The interview turned out to be quite an experience. I found out shortly after my arrival that I was the only person in the whole group to agree to get interviewed. The man who interviewed me was a piece of work. Norm was a self-made man with a beautiful wife and a time-share in the Bahamas, with awards adorning one full wall of his office and a few more on a nearby end-table. He exuded self-confidence, but his idea of persuasion bordered into bullying. When he asked me if I agreed about something, I said "yes" as if my life depended upon his mercy. Next thing I know, I agreed to pay for training courses and for the exam for a state license, all in advance.
The next two weeks were an epic cram session. I was given two textbooks to study the ins and outs of selling life insurance, but I wasn't absorbing anything.

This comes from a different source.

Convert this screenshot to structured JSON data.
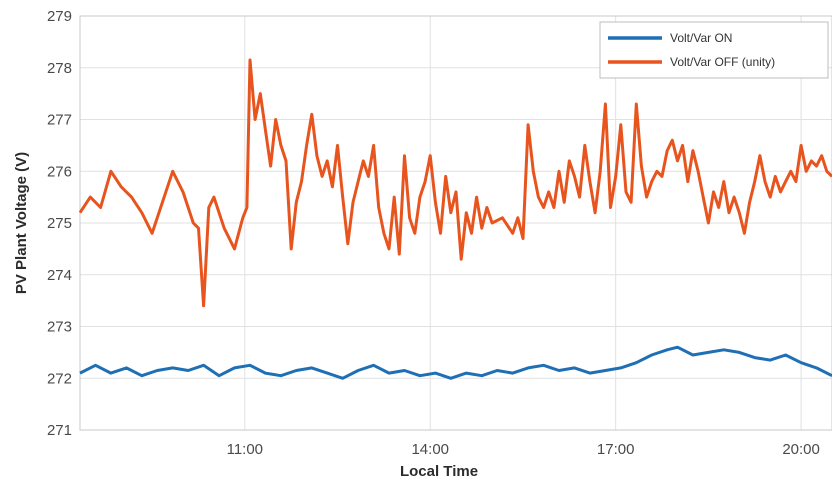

My ability to take the exam I had already paid for depended upon whether I could pass an online practice test; where 70% was a passing grade, the best I could muster on a dozen tries was 58%. The pre-exam was timed, so flipping through notes would've run out the clock. I drove to Schaumberg for a two-day training program held at a La Quinta, which clarified some things but couldn't quite get me over the hump. When Norm called to ask how things were going, I grinned insincerely and said I was making progress.

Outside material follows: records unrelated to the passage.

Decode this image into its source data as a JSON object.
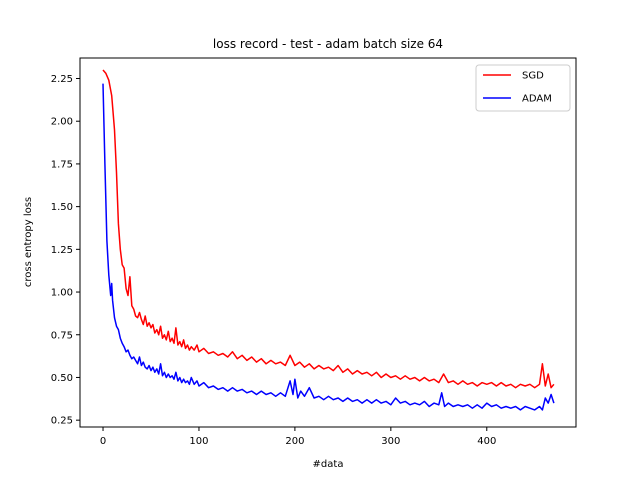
{
  "chart_data": {
    "type": "line",
    "title": "loss record - test - adam batch size 64",
    "xlabel": "#data",
    "ylabel": "cross entropy loss",
    "xlim": [
      -24,
      493
    ],
    "ylim": [
      0.21,
      2.37
    ],
    "xticks": [
      0,
      100,
      200,
      300,
      400
    ],
    "xtick_labels": [
      "0",
      "100",
      "200",
      "300",
      "400"
    ],
    "yticks": [
      0.25,
      0.5,
      0.75,
      1.0,
      1.25,
      1.5,
      1.75,
      2.0,
      2.25
    ],
    "ytick_labels": [
      "0.25",
      "0.50",
      "0.75",
      "1.00",
      "1.25",
      "1.50",
      "1.75",
      "2.00",
      "2.25"
    ],
    "grid": false,
    "legend_position": "top-right",
    "series": [
      {
        "name": "SGD",
        "color": "#ff0000",
        "points": [
          [
            0,
            2.3
          ],
          [
            3,
            2.28
          ],
          [
            6,
            2.24
          ],
          [
            9,
            2.15
          ],
          [
            12,
            1.95
          ],
          [
            14,
            1.7
          ],
          [
            16,
            1.4
          ],
          [
            18,
            1.25
          ],
          [
            20,
            1.16
          ],
          [
            22,
            1.14
          ],
          [
            24,
            1.02
          ],
          [
            26,
            0.98
          ],
          [
            28,
            1.09
          ],
          [
            30,
            0.92
          ],
          [
            32,
            0.9
          ],
          [
            34,
            0.86
          ],
          [
            36,
            0.85
          ],
          [
            38,
            0.88
          ],
          [
            40,
            0.84
          ],
          [
            42,
            0.81
          ],
          [
            44,
            0.86
          ],
          [
            46,
            0.8
          ],
          [
            48,
            0.82
          ],
          [
            50,
            0.79
          ],
          [
            52,
            0.81
          ],
          [
            54,
            0.76
          ],
          [
            56,
            0.78
          ],
          [
            58,
            0.75
          ],
          [
            60,
            0.8
          ],
          [
            62,
            0.73
          ],
          [
            64,
            0.75
          ],
          [
            66,
            0.72
          ],
          [
            68,
            0.77
          ],
          [
            70,
            0.71
          ],
          [
            72,
            0.73
          ],
          [
            74,
            0.7
          ],
          [
            76,
            0.79
          ],
          [
            78,
            0.69
          ],
          [
            80,
            0.71
          ],
          [
            82,
            0.68
          ],
          [
            84,
            0.72
          ],
          [
            86,
            0.67
          ],
          [
            88,
            0.69
          ],
          [
            90,
            0.66
          ],
          [
            92,
            0.68
          ],
          [
            95,
            0.66
          ],
          [
            98,
            0.69
          ],
          [
            100,
            0.65
          ],
          [
            105,
            0.67
          ],
          [
            110,
            0.64
          ],
          [
            115,
            0.65
          ],
          [
            120,
            0.63
          ],
          [
            125,
            0.64
          ],
          [
            130,
            0.62
          ],
          [
            135,
            0.65
          ],
          [
            140,
            0.61
          ],
          [
            145,
            0.63
          ],
          [
            150,
            0.6
          ],
          [
            155,
            0.62
          ],
          [
            160,
            0.59
          ],
          [
            165,
            0.61
          ],
          [
            170,
            0.58
          ],
          [
            175,
            0.6
          ],
          [
            180,
            0.58
          ],
          [
            185,
            0.59
          ],
          [
            190,
            0.57
          ],
          [
            195,
            0.63
          ],
          [
            200,
            0.57
          ],
          [
            205,
            0.59
          ],
          [
            210,
            0.56
          ],
          [
            215,
            0.58
          ],
          [
            220,
            0.55
          ],
          [
            225,
            0.57
          ],
          [
            230,
            0.55
          ],
          [
            235,
            0.56
          ],
          [
            240,
            0.54
          ],
          [
            245,
            0.57
          ],
          [
            250,
            0.53
          ],
          [
            255,
            0.55
          ],
          [
            260,
            0.52
          ],
          [
            265,
            0.54
          ],
          [
            270,
            0.52
          ],
          [
            275,
            0.53
          ],
          [
            280,
            0.51
          ],
          [
            285,
            0.53
          ],
          [
            290,
            0.5
          ],
          [
            295,
            0.52
          ],
          [
            300,
            0.5
          ],
          [
            305,
            0.51
          ],
          [
            310,
            0.49
          ],
          [
            315,
            0.51
          ],
          [
            320,
            0.49
          ],
          [
            325,
            0.5
          ],
          [
            330,
            0.48
          ],
          [
            335,
            0.5
          ],
          [
            340,
            0.48
          ],
          [
            345,
            0.49
          ],
          [
            350,
            0.47
          ],
          [
            355,
            0.52
          ],
          [
            360,
            0.47
          ],
          [
            365,
            0.48
          ],
          [
            370,
            0.46
          ],
          [
            375,
            0.48
          ],
          [
            380,
            0.46
          ],
          [
            385,
            0.47
          ],
          [
            390,
            0.45
          ],
          [
            395,
            0.47
          ],
          [
            400,
            0.46
          ],
          [
            405,
            0.47
          ],
          [
            410,
            0.45
          ],
          [
            415,
            0.47
          ],
          [
            420,
            0.45
          ],
          [
            425,
            0.46
          ],
          [
            430,
            0.44
          ],
          [
            435,
            0.46
          ],
          [
            440,
            0.45
          ],
          [
            445,
            0.46
          ],
          [
            450,
            0.44
          ],
          [
            455,
            0.46
          ],
          [
            458,
            0.58
          ],
          [
            461,
            0.45
          ],
          [
            464,
            0.52
          ],
          [
            467,
            0.44
          ],
          [
            470,
            0.46
          ]
        ]
      },
      {
        "name": "ADAM",
        "color": "#0000ff",
        "points": [
          [
            0,
            2.22
          ],
          [
            2,
            1.75
          ],
          [
            4,
            1.3
          ],
          [
            6,
            1.1
          ],
          [
            8,
            0.98
          ],
          [
            9,
            1.05
          ],
          [
            10,
            0.95
          ],
          [
            12,
            0.85
          ],
          [
            14,
            0.8
          ],
          [
            16,
            0.78
          ],
          [
            18,
            0.73
          ],
          [
            20,
            0.7
          ],
          [
            22,
            0.68
          ],
          [
            24,
            0.65
          ],
          [
            26,
            0.66
          ],
          [
            28,
            0.63
          ],
          [
            30,
            0.61
          ],
          [
            32,
            0.62
          ],
          [
            34,
            0.6
          ],
          [
            36,
            0.58
          ],
          [
            38,
            0.62
          ],
          [
            40,
            0.57
          ],
          [
            42,
            0.59
          ],
          [
            44,
            0.56
          ],
          [
            46,
            0.55
          ],
          [
            48,
            0.57
          ],
          [
            50,
            0.54
          ],
          [
            52,
            0.56
          ],
          [
            54,
            0.53
          ],
          [
            56,
            0.55
          ],
          [
            58,
            0.52
          ],
          [
            60,
            0.58
          ],
          [
            62,
            0.51
          ],
          [
            64,
            0.53
          ],
          [
            66,
            0.5
          ],
          [
            68,
            0.52
          ],
          [
            70,
            0.5
          ],
          [
            72,
            0.51
          ],
          [
            74,
            0.49
          ],
          [
            76,
            0.53
          ],
          [
            78,
            0.48
          ],
          [
            80,
            0.5
          ],
          [
            82,
            0.47
          ],
          [
            84,
            0.49
          ],
          [
            86,
            0.47
          ],
          [
            88,
            0.48
          ],
          [
            90,
            0.46
          ],
          [
            92,
            0.5
          ],
          [
            95,
            0.46
          ],
          [
            98,
            0.48
          ],
          [
            100,
            0.45
          ],
          [
            105,
            0.47
          ],
          [
            110,
            0.44
          ],
          [
            115,
            0.45
          ],
          [
            120,
            0.43
          ],
          [
            125,
            0.44
          ],
          [
            130,
            0.42
          ],
          [
            135,
            0.44
          ],
          [
            140,
            0.42
          ],
          [
            145,
            0.43
          ],
          [
            150,
            0.41
          ],
          [
            155,
            0.42
          ],
          [
            160,
            0.4
          ],
          [
            165,
            0.42
          ],
          [
            170,
            0.4
          ],
          [
            175,
            0.41
          ],
          [
            180,
            0.39
          ],
          [
            185,
            0.41
          ],
          [
            190,
            0.39
          ],
          [
            195,
            0.48
          ],
          [
            198,
            0.4
          ],
          [
            200,
            0.49
          ],
          [
            203,
            0.38
          ],
          [
            206,
            0.42
          ],
          [
            210,
            0.39
          ],
          [
            215,
            0.44
          ],
          [
            220,
            0.38
          ],
          [
            225,
            0.39
          ],
          [
            230,
            0.37
          ],
          [
            235,
            0.39
          ],
          [
            240,
            0.37
          ],
          [
            245,
            0.38
          ],
          [
            250,
            0.36
          ],
          [
            255,
            0.38
          ],
          [
            260,
            0.36
          ],
          [
            265,
            0.37
          ],
          [
            270,
            0.35
          ],
          [
            275,
            0.37
          ],
          [
            280,
            0.35
          ],
          [
            285,
            0.37
          ],
          [
            290,
            0.35
          ],
          [
            295,
            0.36
          ],
          [
            300,
            0.34
          ],
          [
            305,
            0.38
          ],
          [
            310,
            0.35
          ],
          [
            315,
            0.36
          ],
          [
            320,
            0.34
          ],
          [
            325,
            0.35
          ],
          [
            330,
            0.34
          ],
          [
            335,
            0.36
          ],
          [
            340,
            0.33
          ],
          [
            345,
            0.35
          ],
          [
            350,
            0.34
          ],
          [
            353,
            0.41
          ],
          [
            356,
            0.33
          ],
          [
            360,
            0.35
          ],
          [
            365,
            0.33
          ],
          [
            370,
            0.34
          ],
          [
            375,
            0.33
          ],
          [
            380,
            0.34
          ],
          [
            385,
            0.32
          ],
          [
            390,
            0.34
          ],
          [
            395,
            0.32
          ],
          [
            400,
            0.35
          ],
          [
            405,
            0.33
          ],
          [
            410,
            0.34
          ],
          [
            415,
            0.32
          ],
          [
            420,
            0.33
          ],
          [
            425,
            0.32
          ],
          [
            430,
            0.33
          ],
          [
            435,
            0.31
          ],
          [
            440,
            0.33
          ],
          [
            445,
            0.32
          ],
          [
            450,
            0.31
          ],
          [
            455,
            0.33
          ],
          [
            458,
            0.31
          ],
          [
            461,
            0.38
          ],
          [
            464,
            0.35
          ],
          [
            467,
            0.4
          ],
          [
            470,
            0.35
          ]
        ]
      }
    ]
  }
}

The exam was scheduled for 8 AM on a Saturday morning. I brought all my materials with me, even though you couldn't use notes on the test. As I walked into the state testing office, I explained to the receptionist that I did not get the needed 70% on the practice test. They told me that under no circumstances I could take the test now, but I could reschedule and pay another fee to do so. I left the testing office in defeat, walked back to my car in the misty rain, and left a voice mail for the pre-test company to demand a refund (they eventually said no). I also e-mailed Norm to explain my situation, but he never replied. For all intents and purposes, my "career" at Bankers Life was over.
In spite of getting cajoled out of $300, Bankers Life sent me another form e-mail six months later, and I responded tersely that I wanted to be excluded from any other correspondence. As recently as earlier this year, whenever I would update my resume on CareerBuilder or Monster I would get similar e-mails hyping the benefits of a career as a "senior marketing executive" with AFLAC, Farmers Insurance Group, and the such. I would respond by asking the representative if the position was 100% commission and if I would have to pay for training and a license. About 80% of the time they would get dodgy and ask me to attend their informational session, and the conversation would die right there. The other 20% or so would say admit that you need to pay for a state sales license (which is true) but they offered a base salary for the first six months. In that case, correspondence would halt because I simply wasn't interested.
I write this as a cautionary tale of what happens when an opportunity turns out to be too good to be true. As tempting as it may be at times, I have sworn off insurance sales and its ilk; I had a temp position in the records room at a now-shuttered Farmers Insurance corporate office, and that was about as close to repeating fate that I was comfortable with. If you're struggling to find work or are underemployed, as I've been for parts of the last five years, don't jump on the first possible opportunity unless you know you're absolutely qualified. My condolences to the other people in the world who were suckered into such an allegedly lucrative career.